1

Reading in a batch of syslog files. Some of them have been compressed:

syslog
syslog.1
syslog.2.gz
syslog.3.gz
syslog.4.gz
with open(args.filename_path, "rb") as file:

Everything seems to work ok when using gzip.open in the with statement when the extension is gz:

with gzip.open(args.filename_path, "rb") as file:

How to get the gzip.open when it's a gz file but use open when it's a "normal" file.

gm3dmo
  • 345
  • 5
  • 17
  • Do you iterate and check the file endings to use either `with open(file)` or `with gz.open(file)`? – m.i.cosacak May 03 '21 at 15:42
  • 1
    I'm confused. You say everything works using gzip.open then ask how to get gzip.open to work with a gz file. Is the question how to know when to use open verses gzip.open? – tdelaney May 03 '21 at 15:46

3 Answers3

4

One way to do this is check if the file is gzipped and if it is, use gzip.open, otherwise use open.

import gzip

paths = ["foo.log", "bar.log.gz"]

def is_gzipped(path):
    return path.endswith(".gz")

for path in paths:
    open_fn = gzip.open if is_gzipped(path) else open
    with open_fn(path) as f:
        pass  # do things with file

A better way to check if a file is gzipped is to query the "magic numbers" and see if they match those of gzip. See https://stackoverflow.com/a/47080739/5666087 for more information.

def is_gzipped(path):
    with open(path, "rb") as f:
        return f.read(2) == b'\x1f\x8b'
jkr
  • 17,119
  • 2
  • 42
  • 68
  • It may also be better to have `is_gzipped` attempt `gzip.open` on the file and catch the exception. Then you are not extension dependent. – tdelaney May 03 '21 at 15:58
  • @tdelaney - good idea. what do you think about checking the magic numbers? – jkr May 03 '21 at 16:05
  • That's worked nicely thank you @tdelaney. Apologies, reading it back I wasn't absolutely clear in my original description, my problem was to make `with` happen with `gzip.open` when the file is compressed. – gm3dmo May 03 '21 at 16:11
  • I like the "magic" number suggestion also and will work that into my script too. – gm3dmo May 03 '21 at 16:14
  • @jakob I like the magic number test especially if you want to expand the number of compressors supported. Magic number isn't fool proof. You'll still want to wrap the gzip open in an exception handler just in case. And since you are doing that anyway, why bother with the magic number. – tdelaney May 04 '21 at 00:17
  • @tdelaney - interestingly, i was exploring the gzip module and it raises an exception if the magic numbers are not correct. https://github.com/python/cpython/blob/00726e51ade10c7e3535811eb700418725244230/Lib/gzip.py#L434-L435 – jkr May 04 '21 at 12:56
2

The hook_compressed() of the standard module fileinput that does exactly what you are asking for:

Transparently opens files compressed with gzip and bzip2 (recognized by the extensions .gz and .bz2) using the gzip and bz2 modules. If the filename extension is not .gz or .bz2, the file is opened normally (ie, using open() without any decompression).

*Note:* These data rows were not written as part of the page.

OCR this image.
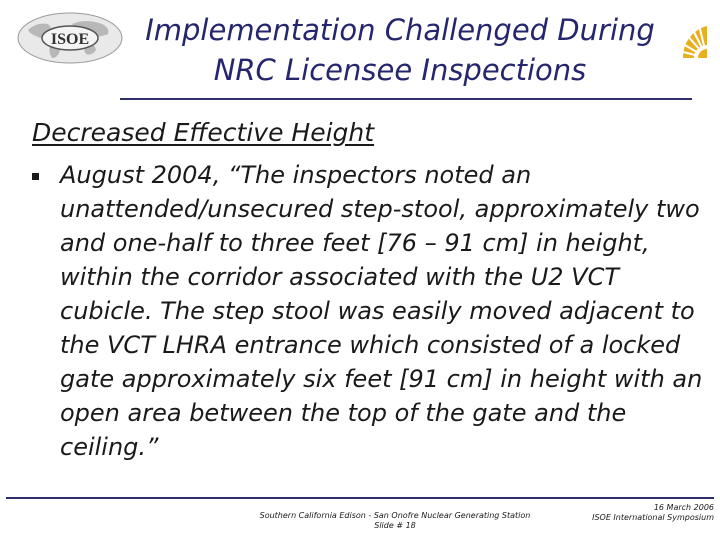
ISOE	Implementation Challenged During
NRC Licensee Inspections
Decreased Effective Height
August 2004, “The inspectors noted an unattended/unsecured step-stool, approximately two and one-half to three feet [76 – 91 cm] in height, within the corridor associated with the U2 VCT cubicle. The step stool was easily moved adjacent to the VCT LHRA entrance which consisted of a locked gate approximately six feet [91 cm] in height with an open area between the top of the gate and the ceiling.”
Southern California Edison - San Onofre Nuclear Generating Station
Slide # 18
16 March 2006
ISOE International Symposium
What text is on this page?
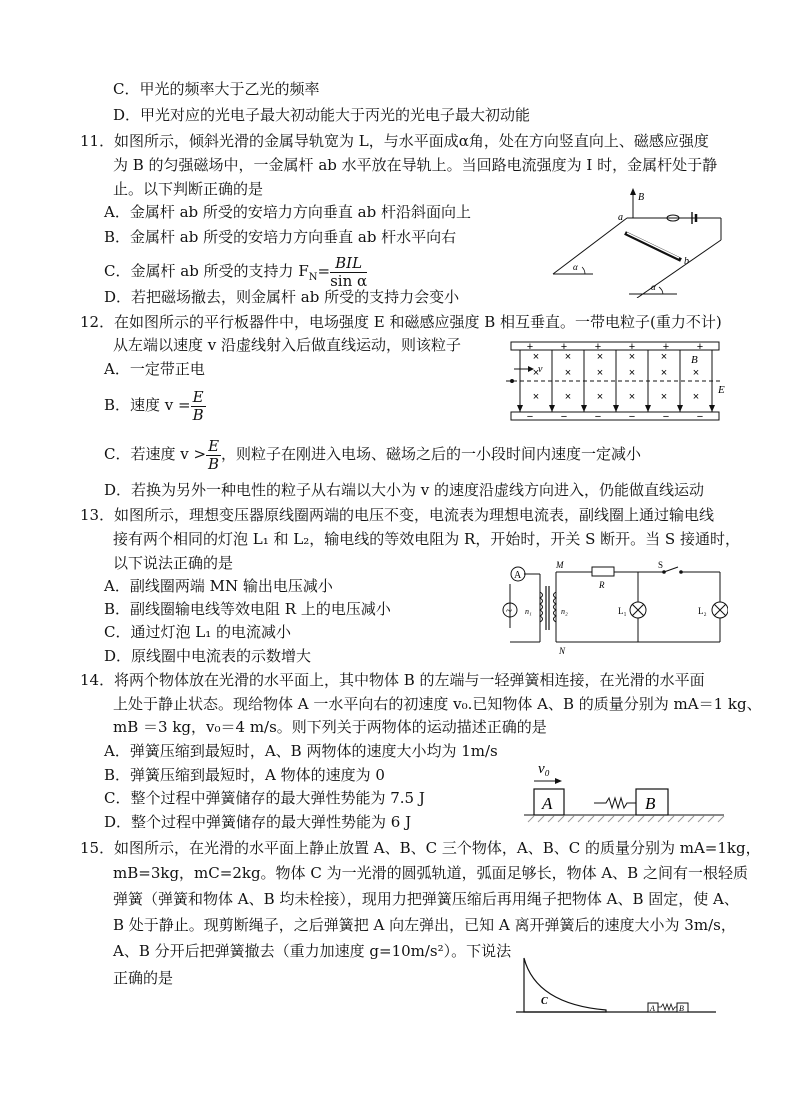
C．甲光的频率大于乙光的频率
D．甲光对应的光电子最大初动能大于丙光的光电子最大初动能
11． 如图所示，倾斜光滑的金属导轨宽为 L，与水平面成α角，处在方向竖直向上、磁感应强度
为 B 的匀强磁场中，一金属杆 ab 水平放在导轨上。当回路电流强度为 I 时，金属杆处于静
止。以下判断正确的是
A．金属杆 ab 所受的安培力方向垂直 ab 杆沿斜面向上
B．金属杆 ab 所受的安培力方向垂直 ab 杆水平向右
C．金属杆 ab 所受的支持力 $F_N= \frac{\text{BIL}}{\text{sin α}}$
D．若把磁场撤去，则金属杆 ab 所受的支持力会变小
B
a
b
α
α
12． 在如图所示的平行板器件中，电场强度 E 和磁感应强度 B 相互垂直。一带电粒子(重力不计)
从左端以速度 v 沿虚线射入后做直线运动，则该粒子
A．一定带正电
B．速度 $v = \frac{E}{B}$
C．若速度 $v > \frac{E}{B}$ ，则粒子在刚进入电场、磁场之后的一小段时间内速度一定减小
D．若换为另外一种电性的粒子从右端以大小为 v 的速度沿虚线方向进入，仍能做直线运动
+	+	+	+	+	+
−	−	−	−	−	−
v
× × × × ×
× × × × × ×
× × × × × ×
B
E
13． 如图所示，理想变压器原线圈两端的电压不变，电流表为理想电流表，副线圈上通过输电线
接有两个相同的灯泡 L₁ 和 L₂，输电线的等效电阻为 R，开始时，开关 S 断开。当 S 接通时，
以下说法正确的是
A．副线圈两端 MN 输出电压减小
B．副线圈输电线等效电阻 R 上的电压减小
C．通过灯泡 L₁ 的电流减小
D．原线圈中电流表的示数增大
A
~ n₁	n₂
M
N
R
S
L₁	L₂
14． 将两个物体放在光滑的水平面上，其中物体 B 的左端与一轻弹簧相连接，在光滑的水平面
上处于静止状态。现给物体 A 一水平向右的初速度 v₀.已知物体 A、B 的质量分别为 mA＝1 kg、
mB ＝3 kg，v₀＝4 m/s。则下列关于两物体的运动描述正确的是
A．弹簧压缩到最短时，A、B 两物体的速度大小均为 1m/s
B．弹簧压缩到最短时，A 物体的速度为 0
C．整个过程中弹簧储存的最大弹性势能为 7.5 J
D．整个过程中弹簧储存的最大弹性势能为 6 J
v₀
A	B
15． 如图所示，在光滑的水平面上静止放置 A、B、C 三个物体，A、B、C 的质量分别为 mA=1kg，
mB=3kg，mC=2kg。物体 C 为一光滑的圆弧轨道，弧面足够长，物体 A、B 之间有一根轻质
弹簧（弹簧和物体 A、B 均未栓接），现用力把弹簧压缩后再用绳子把物体 A、B 固定，使 A、
B 处于静止。现剪断绳子，之后弹簧把 A 向左弹出，已知 A 离开弹簧后的速度大小为 3m/s，
A、B 分开后把弹簧撤去（重力加速度 g=10m/s²）。下说法
正确的是
C
A	B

with fileinput.hook_compressed("test.txt.gz") as f:
   f.read()
with fileinput.hook_compressed("test.txt") as f:
    f.read()
Alexander Solovets
  • 2,447
  • 15
  • 22
1

It should work well. Here is an example for you:

In the OS:

cat test.txt
foo
bar

gzip test.txt

Even if the extension is not gz:

In the OS:

mv test.txt.gz test.txt

In Python: with gzip.open("test.txt") as f: print(f.read())

foo
bar

In Python:

with gzip.open("test.txt.gz") as f:
     print(f.read())
    
foo
bar

However, if the file is not gzip compressed, then you will get an exception IOError: Not a gzipped file.

quantummind
  • 2,086
  • 1
  • 14
  • 20